1995 F150 4x4 E4OD rough/harsh shift in reverse gear
When I move the gear shifter from park to reverse, or from drive to reverse, the transmission takes a long-ish time until it goes into gear (maybe 4 seconds after selecting R), but does so with brutal force, extremely high pressure. Hot or cold, it does the same thing. Shifting the lever into drive, it makes the shift very smooth and quick. All of the forward gears work normally, no rough shifting while driving.
I have the TPS set to .96V with the throttle closed, idle speed is about 800 rpm in park.
Anyone know if this is usually an internal problem with the trans? Or maybe a bad/misaligned MLPS? Fluid appears clean and nice and red in color. Coincidentally, I checked all of the lights before taking it for its first drive, I noticed that the reverse bulbs were burned out. No idea if that has anything to do with reverse gear engagement. I replaced the bulbs, but no change.
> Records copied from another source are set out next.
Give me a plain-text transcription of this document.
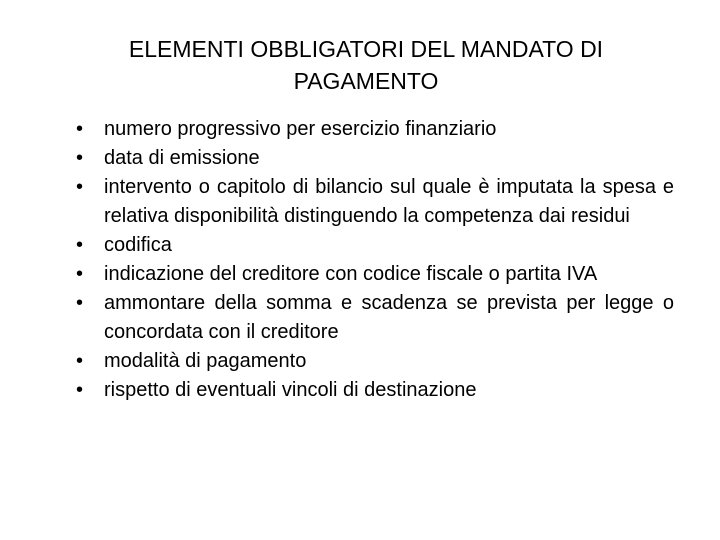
ELEMENTI OBBLIGATORI DEL MANDATO DI
PAGAMENTO
•	numero progressivo per esercizio finanziario
•	data di emissione
•	intervento o capitolo di bilancio sul quale è imputata la spesa e relativa disponibilità distinguendo la competenza dai residui
•	codifica
•	indicazione del creditore con codice fiscale o partita IVA
•	ammontare della somma e scadenza se prevista per legge o concordata con il creditore
•	modalità di pagamento
•	rispetto di eventuali vincoli di destinazione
I've read that this is quite common in these trucks. I have a 96 F150 with this same engine/trans setup as this 95, both with 351W/E4OD but my 96 doesn't have this issue, it shifts buttery smooth all of the time, including into reverse and it has over 200K miles.
Last edited by V8SHO; Yesterday at 10:30 PM.
When I move the gear shifter from park to reverse, or from drive to reverse, the transmission takes a long-ish time until it goes into gear (maybe 4 seconds after selecting R), but does so with brutal force, extremely high pressure.
Anyone know if this is usually an internal problem with the trans? Or maybe a bad/misaligned MLPS?
No codes stored, slammed hard into reverse, forward gears fine, always.
Previous owner had some sort of shift kit, or had modified the internals to make it shift firm in forward gears, but it also shifted hard into reverse.
The few second delay of shifting I believe is normal, some are slower than others.
I swapped my trans to one that I had previously rebuilt myself, solved.
I still have the old trans, haven't had time to take apart and see if it is internal issues or just the MLPS.